とある宇宙戦争における戦術①
アストルヒィアの次元転移による艦載機を用いた奇襲攻撃。
アストルヒィアにて開発された、次元転移機構を用いた奇襲攻撃の戦術。
自動戦闘プログラムを搭載したことで自立戦闘ができる艦載機に対艦兵装を搭載し、母艦の次元転移機構を用いて指定座標に艦載機を送り込み、懐深くに入って敵艦隊に一撃必殺の対艦攻撃を加え、艦隊を殲滅するという戦術。次元転移機構を用いた攻撃のため、敵の座標さえわかれば実質無限の射程で攻撃が可能。小さすぎて超光速航行の機関を搭載できないが安価で量産しやすい艦載機とそれを運用する起動戦力を戦場の不可欠な要素とし、主流であった大艦巨砲主義の流行を一新させた画期的な奇襲戦術。
1.戦術確立の経緯
発起当初の時代は、アストルヒィアの次元転移機構を始めとする宇宙空間の広大な距離を一瞬で移動する各勢力の超光速航行技術の普及により、それらの機関を搭載できない小型の兵器である起動戦力は、最大の利点である射程において大きく劣るようになったために廃れ、母艦から大艦巨砲主義に艦艇の開発傾向が移っていた。

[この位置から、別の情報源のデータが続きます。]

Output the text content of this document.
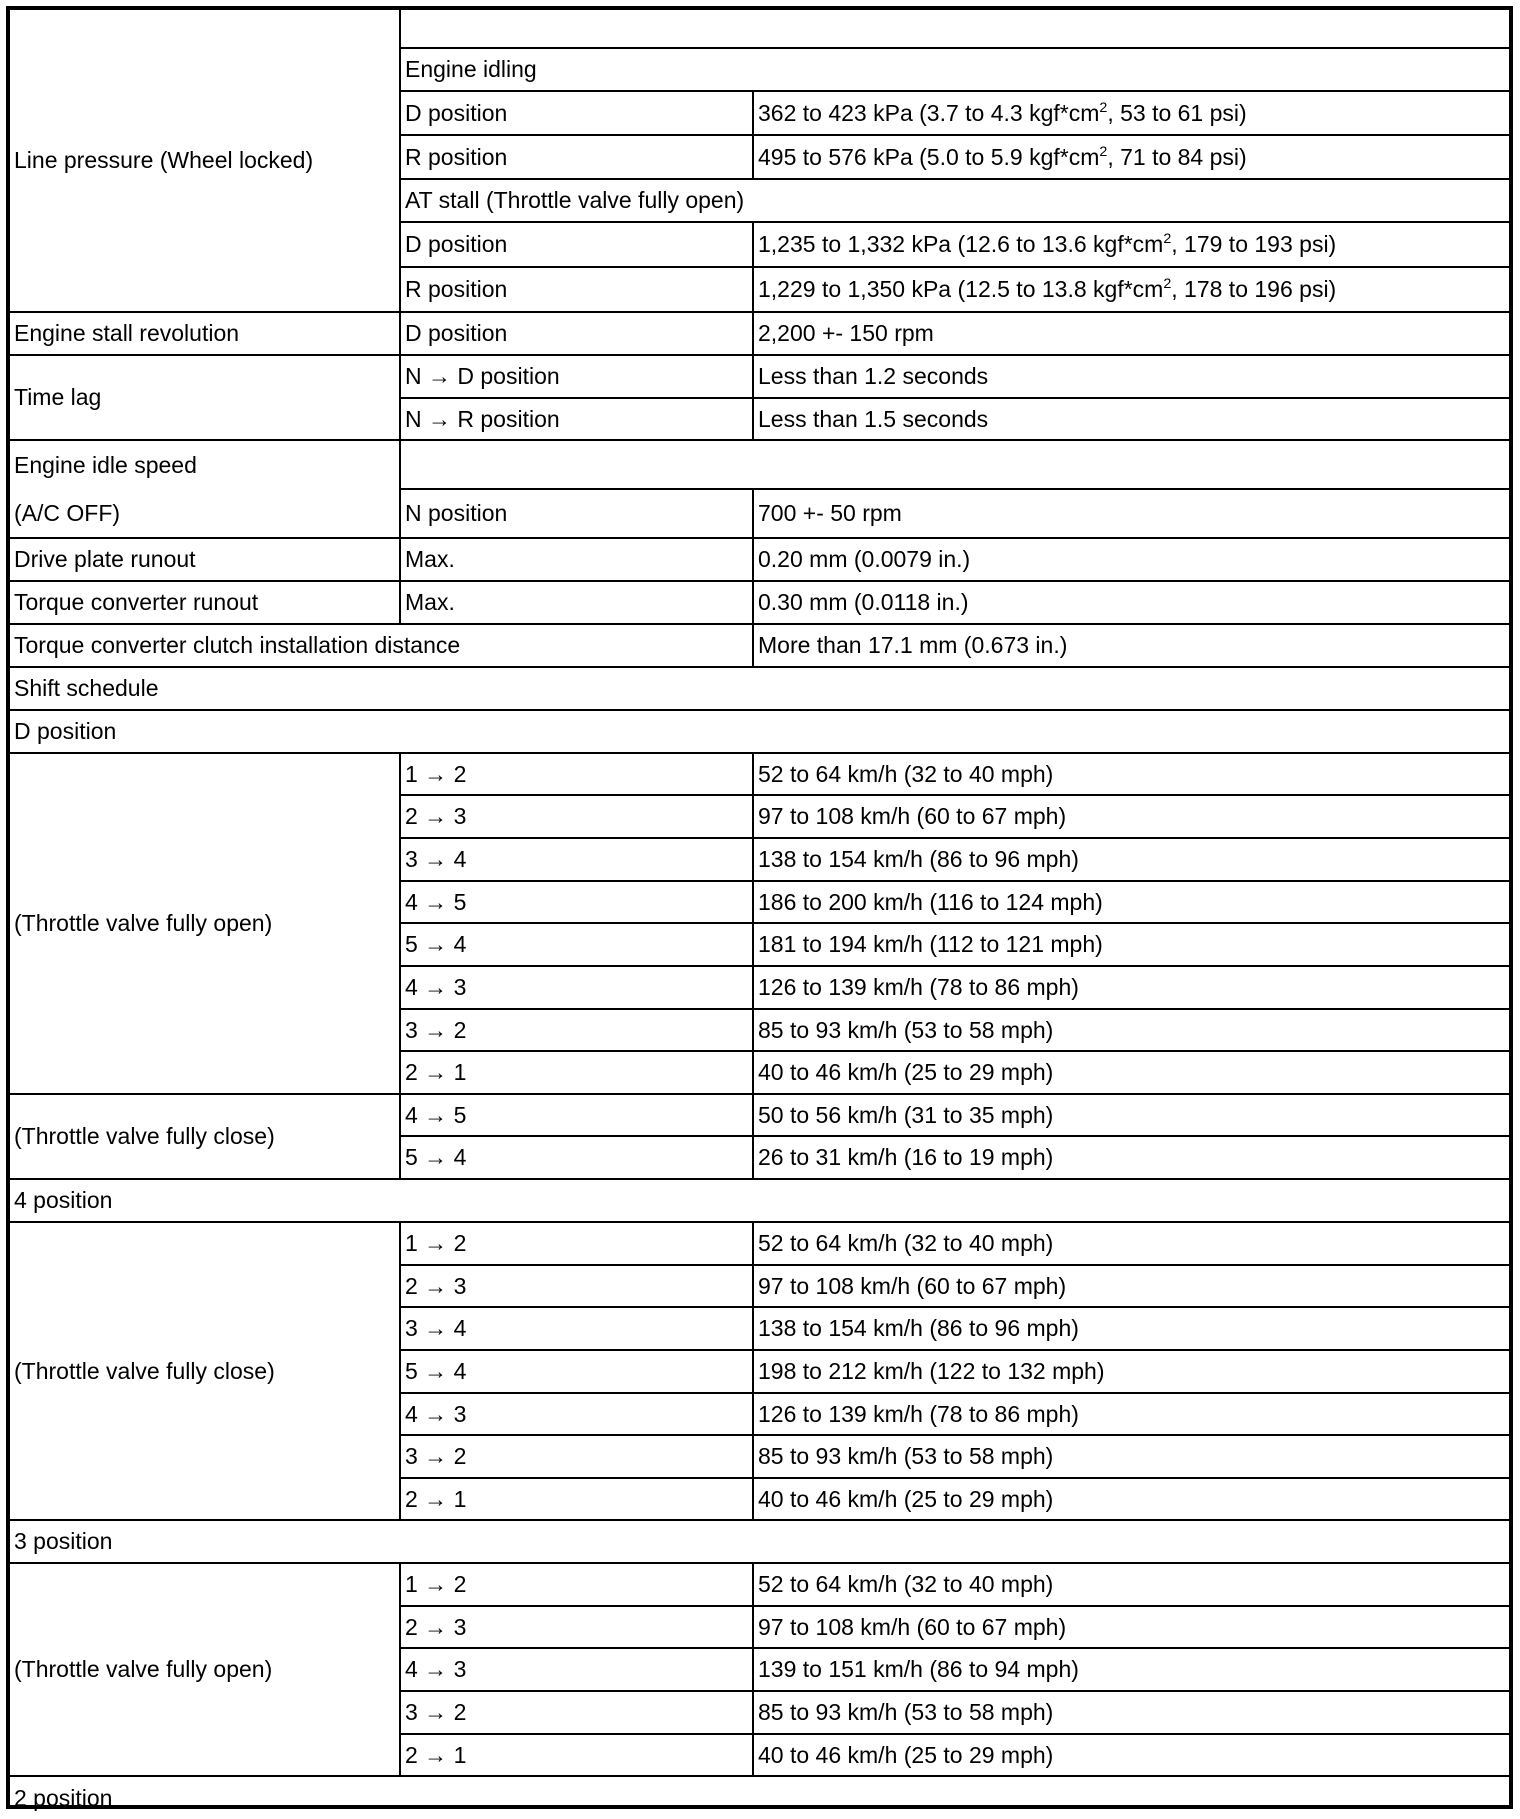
Line pressure (Wheel locked)		
	Engine idling	
	D position	362 to 423 kPa (3.7 to 4.3 $kgf*cm^2$, 53 to 61 psi)
	R position	495 to 576 kPa (5.0 to 5.9 $kgf*cm^2$, 71 to 84 psi)
	AT stall (Throttle valve fully open)	
	D position	1,235 to 1,332 kPa (12.6 to 13.6 $kgf*cm^2$, 179 to 193 psi)
	R position	1,229 to 1,350 kPa (12.5 to 13.8 $kgf*cm^2$, 178 to 196 psi)
Engine stall revolution	D position	2,200 +- 150 rpm
Time lag	N → D position	Less than 1.2 seconds
	N → R position	Less than 1.5 seconds
Engine idle speed		
(A/C OFF)	N position	700 +- 50 rpm
Drive plate runout	Max.	0.20 mm (0.0079 in.)
Torque converter runout	Max.	0.30 mm (0.0118 in.)
Torque converter clutch installation distance		More than 17.1 mm (0.673 in.)
Shift schedule		
D position		
(Throttle valve fully open)	1 → 2	52 to 64 km/h (32 to 40 mph)
	2 → 3	97 to 108 km/h (60 to 67 mph)
	3 → 4	138 to 154 km/h (86 to 96 mph)
	4 → 5	186 to 200 km/h (116 to 124 mph)
	5 → 4	181 to 194 km/h (112 to 121 mph)
	4 → 3	126 to 139 km/h (78 to 86 mph)
	3 → 2	85 to 93 km/h (53 to 58 mph)
	2 → 1	40 to 46 km/h (25 to 29 mph)
(Throttle valve fully close)	4 → 5	50 to 56 km/h (31 to 35 mph)
	5 → 4	26 to 31 km/h (16 to 19 mph)
4 position		
(Throttle valve fully close)	1 → 2	52 to 64 km/h (32 to 40 mph)
	2 → 3	97 to 108 km/h (60 to 67 mph)
	3 → 4	138 to 154 km/h (86 to 96 mph)
	5 → 4	198 to 212 km/h (122 to 132 mph)
	4 → 3	126 to 139 km/h (78 to 86 mph)
	3 → 2	85 to 93 km/h (53 to 58 mph)
	2 → 1	40 to 46 km/h (25 to 29 mph)
3 position		
(Throttle valve fully open)	1 → 2	52 to 64 km/h (32 to 40 mph)
	2 → 3	97 to 108 km/h (60 to 67 mph)
	4 → 3	139 to 151 km/h (86 to 94 mph)
	3 → 2	85 to 93 km/h (53 to 58 mph)
	2 → 1	40 to 46 km/h (25 to 29 mph)
2 position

その中で、アストルヒィアでは大艦巨砲主義に沿った重装甲重武装を持つ艦艇の開発技術、そして艦隊決戦において衛航艦を用いることで長距離射程攻撃に対する高い防御性を得られるようになった艦隊決戦運用戦術によって、帝政クラルデンに劣り戦況が不利に傾いていた。
帝政クラルデンに対抗するために、アストルヒィアでは艦載機に艦艇に対する有効な戦術、新兵器の開発が早急に必要であった。
アストルヒィアが最初に考えたのは、次元転移機構を用いて衛航艦のシールドの内側に入って近距離の艦隊戦に持ち込むことだったが、そもそもショートレンジの戦闘を得意とするクラルデンの艦隊に対しそれは悪手であった。
そこで艦艇ではなく、艦載機を次元転移で飛ばし奇襲による一撃必殺の攻撃を加えて艦艇を撃沈に追い込む戦術開発を進めることとなった。
これが艦載機による奇襲戦術の基礎となる。
その後、帰還できない一方通行の戦術であるために艦載機の腕利きパイロットを使い捨てにすることから人道的観点などより無人艦載機を用いるようになり、遠隔操作では通信にタイムラグが生じて艦載機をリアルタイムで操作できなくなる上に妨害を仕掛けられればカカシにされるなど対抗策を生み出されてしまい、そこからさらにパイロット達の操作技術などを模倣させ学習させた自動戦闘プログラムを搭載した自立戦闘型の艦載機を運用するようになった。
クラルデンの艦艇といえど、その装備は艦隊決戦用に割り振られており、小回りの効く艦載機の対空迎撃能力は廃れていた。これにより海洋における艦隊戦を踏襲するかのように、大艦巨砲主義の時代に終わりを告げるような作戦行動中の戦艦を航空戦力によって撃沈するという戦果を多数生み出し、新たな機動戦力を用いた戦術の時代を生み出した。
次元転移機構を搭載した艦艇は、対艦兵装を満載させ、自動戦闘プログラムによる自律戦闘能力を与えた代わりにパイロット不在のために生体維持機能などを撤去した艦載機よりも圧倒的に高価である。コストの面から言っても、使い捨てが前提となるこの戦術に安価な艦載機を用いるのは合理的だった。
2.有用性
この戦術の有用性は、観測さえできれば実質無限の射程を与えることができる点と、安価な艦載機の攻撃で敵の艦艇に被害を与えることができる点、失敗したとしても受ける損害が少なく済み敵艦隊の陣形を乱すなどによって艦隊戦を優勢に進めることができる点などがあげらる。
3.デメリット
次元転移機構により艦載機を指定座標に送るため、逆探知されれば味方の艦隊の位置をバラすことにつながる。帝政クラルデンにおいてはこの点に注目し、次元転移機構を模倣し開発したことで、様々な対抗手段や艦載機だけではなく雷撃やミサイルなどを飛ばして攻撃するなどといった新たな運用法を生み出すことにつながった。
………とはいえ、その有用性は非常に高く、この戦術は確立から長い時を経てもなお大艦巨砲主義の流行を押さえ込み時代の一角を担い続ける戦術として発展を続けている。